Re: ISSUE PROXY-AUTHORIZATION: Proposal wording

At 9:34 PM +0200 7/8/97, Koen Holtman wrote:
> [...]
>I don't want proxies to be `creative'.  I think that HTTP/1.x should
>not allow creative proxies, and am against weakening MUSTs to allow
>such creativity.
>
>If you want a new creative service in a proxy, call it a HTTP/1.1
>proxy which implements the `creative-authentication-rewrite' protocol
>extension on top of HTTP/1.1.  The use of creative extensions can be
>negotiated either in-band or out-of-band.

This semantic fussing seems to get us nowhere.  Is an "HTTP/1.1 proxy that
implements custom feature X" an HTTP/1.1 proxy or not?  Your first
paragraph says "no"; your second implies "yes".

People choose to use a proxy for a number of reasons, always because they
expect to get some benefit.  (Otherwise why use the proxy?)  I presume they
understand the benefit *before* they start to use the proxy, although I
realize in some environments there can be an automatic configuration.
Understanding the benefit implies they know what the proxy does to/for them.

My original example, LPWA, is transparent except for a little bit of
substitution that only occurs at the user's prompting (by using escape
sequences to induce action).  What should we say about content-filtering
proxies that mollify parents and politicians by blocking pre-programmed
stuff?  They change the content in the server -> user agent direction.  Can
they never be conforming HTTP/1.1 proxies thereby?

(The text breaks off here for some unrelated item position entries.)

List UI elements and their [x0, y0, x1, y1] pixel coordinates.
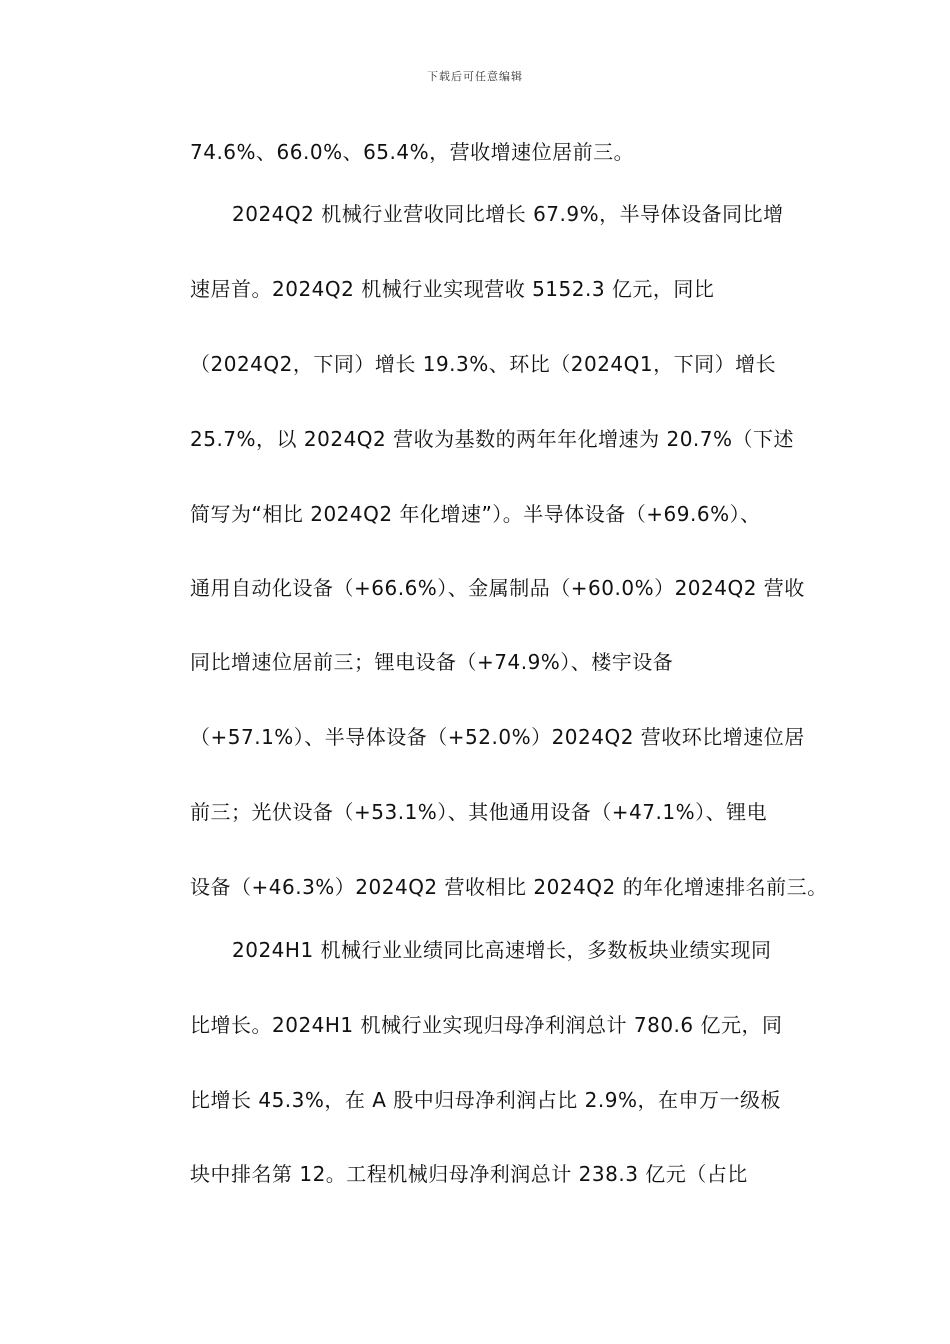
text-line: 速居首。2024Q2 机械行业实现营收 5152.3 亿元，同比: [190, 277, 715, 301]
text-line: 比增长。2024H1 机械行业实现归母净利润总计 780.6 亿元，同: [190, 1013, 783, 1037]
text-line: 比增长 45.3%，在 A 股中归母净利润占比 2.9%，在申万一级板: [190, 1088, 781, 1112]
text-line: 简写为“相比 2024Q2 年化增速”）。半导体设备（+69.6%）、: [190, 502, 761, 526]
text-line: （+57.1%）、半导体设备（+52.0%）2024Q2 营收环比增速位居: [190, 725, 805, 749]
page-header: 下载后可任意编辑: [427, 70, 523, 83]
text-line: （2024Q2，下同）增长 19.3%、环比（2024Q1，下同）增长: [190, 352, 777, 376]
paragraph-start: 2024Q2 机械行业营收同比增长 67.9%，半导体设备同比增: [232, 202, 784, 226]
text-line: 25.7%，以 2024Q2 营收为基数的两年年化增速为 20.7%（下述: [190, 427, 795, 451]
text-line: 前三；光伏设备（+53.1%）、其他通用设备（+47.1%）、锂电: [190, 800, 768, 824]
text-line: 块中排名第 12。工程机械归母净利润总计 238.3 亿元（占比: [190, 1162, 748, 1186]
paragraph-start: 2024H1 机械行业业绩同比高速增长，多数板块业绩实现同: [232, 938, 772, 962]
text-line: 设备（+46.3%）2024Q2 营收相比 2024Q2 的年化增速排名前三。: [190, 875, 828, 899]
text-line: 同比增速位居前三；锂电设备（+74.9%）、楼宇设备: [190, 650, 674, 674]
text-line: 74.6%、66.0%、65.4%，营收增速位居前三。: [190, 140, 635, 164]
text-line: 通用自动化设备（+66.6%）、金属制品（+60.0%）2024Q2 营收: [190, 576, 805, 600]
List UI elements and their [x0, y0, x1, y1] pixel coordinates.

I think we're going to see lots of proxies appear that perform some useful
function between an origin server and a user agent, and they're not all
going to be specification-pure in the sense you (Koen) want them to be.  I
think we need to have a way to say that a proxy conforms to HTTP/1.1 at all
times in terms of handling connections and content unless its defined
function dictates that it alter the content (or headers?).  I agree in
advance that that's *way* too mushy a definition, but I also think that
declaring these functions non-conformant to HTTP/1.1 is too strict.